Yürüyüşçüler taleplerini hep birlikte Uribe’ye anlatmak istiyorlar. Uribe ilk önce görüşmeyi reddetti. Sonra işin ciddiyetini anladı ve yerli halk liderlerinden birine telefon ederek onu görüşmeye çağırdı. Lider bunu kabul etmedi. Tüm halk ile birlikte konuşulacak dedi. Uribe bu kez içlerinden bir liderler gurubu ile yürüyüşün bittiği yer değil başka 200 km uzaklıkta bir yerde görüşmeyi kabul etti. Bu da reddedildi. Bu kez Uribe 200 kişi ile bir stadyumda toplanma önerisi getirdi. Minga bunu da reddetti. Hayır dediler. Cali kent vilayeti önündeki meydanda tüm halk ile toplanılacak. Yerli halklar tam bir direkt demokrasi savunucusu. Onlar öyle temsilci filan istemiyorlar. Direkt olarak halkın hepsi ile görüşülecek. Bu, onların demokratik geleneğidir.
Uribe’nin oyalamaları bir işe yaramadı. Geçtiğimiz hafta sonu yürüyüş kolu Cali kentine ulaştı. Üniversitenin bir bahçesi kendilerine ayrıldı. 45 bin insanın bir arada bulunması için ancak böyle bir ortam ayarlanabilirdi. Üniversite tüm hizmetleri üstlendi. Üniversite öğrencilerinden 280 kişi görev aldı. 140 temizlik işçisi, 80 güvenlik personeli, 40 kişilik üniversite sağlık ekibi bu konaklama ile görevlendirildi. Belediye su, duş ve portatif tuvaletler kurdu. Öyle ya, bu tür şeyler sadece karnavallar, açık hava konserleri gibi olaylar için kurulacak değil. Böyle yüz binlerce insanın hayati kararlarını demokratik olarak alabileceği olaylar için neden kullanılmasın?

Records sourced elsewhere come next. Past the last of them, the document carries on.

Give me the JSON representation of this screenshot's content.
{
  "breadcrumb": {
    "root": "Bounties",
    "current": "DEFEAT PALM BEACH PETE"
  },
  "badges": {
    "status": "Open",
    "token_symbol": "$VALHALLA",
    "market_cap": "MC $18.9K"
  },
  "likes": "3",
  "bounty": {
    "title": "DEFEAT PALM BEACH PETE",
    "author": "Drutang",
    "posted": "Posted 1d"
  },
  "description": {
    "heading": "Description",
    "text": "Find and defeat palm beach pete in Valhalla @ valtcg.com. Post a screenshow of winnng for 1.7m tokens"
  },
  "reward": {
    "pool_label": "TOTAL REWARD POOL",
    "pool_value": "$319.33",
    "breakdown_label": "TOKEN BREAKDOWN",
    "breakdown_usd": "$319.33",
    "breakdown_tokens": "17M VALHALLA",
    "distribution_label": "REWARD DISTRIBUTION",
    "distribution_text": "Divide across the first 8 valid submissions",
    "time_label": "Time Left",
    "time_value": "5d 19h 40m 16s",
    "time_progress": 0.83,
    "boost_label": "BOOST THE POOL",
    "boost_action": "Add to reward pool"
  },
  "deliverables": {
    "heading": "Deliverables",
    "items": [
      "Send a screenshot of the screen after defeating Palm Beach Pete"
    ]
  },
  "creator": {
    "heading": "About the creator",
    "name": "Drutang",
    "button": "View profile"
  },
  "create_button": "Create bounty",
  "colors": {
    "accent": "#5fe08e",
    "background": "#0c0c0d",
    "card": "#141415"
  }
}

Bu arada boyalı basın bu tarihi olayın nedenlerini yazmamakta ısrar etmekle kalmıyor, aynı zamanda onu bir şiddet yürüyüşü olarak yansıtıyor. Çatışmaları aktarıyor. Yerliler molotof kullandılar, silahlarla saldırdılar deyip terörist damgasını vuruyor. Yerlilerin sifon çekmeyi bilmemeleri ve öğrencilerden öğrenmeleri magazin haline getirilip yürüyüşün amacı gizleniyor. Yerli halkların sifon çekmeyi bilmemesinden burjuvaların utanması gerek.
Oysa yerli halklar çok temiz ve düşünceliler. Üniversite personeli ve belediyeye teşekkür ettikten sonra üniversite kampusunu aldıkları gibi temiz bırakma sözü verdiler. Oysa karnavallar, açık hava toplantıları hatta normal bir yürüyüş sonrası alanların doğal olarak ne kadar pislendiği bilinir. Yerlilere pisleme hakkı tanınmadığı gibi onların ne kadar pis oldukları, vahşi oldukları propagandası ne kadar kolay yapılıyor.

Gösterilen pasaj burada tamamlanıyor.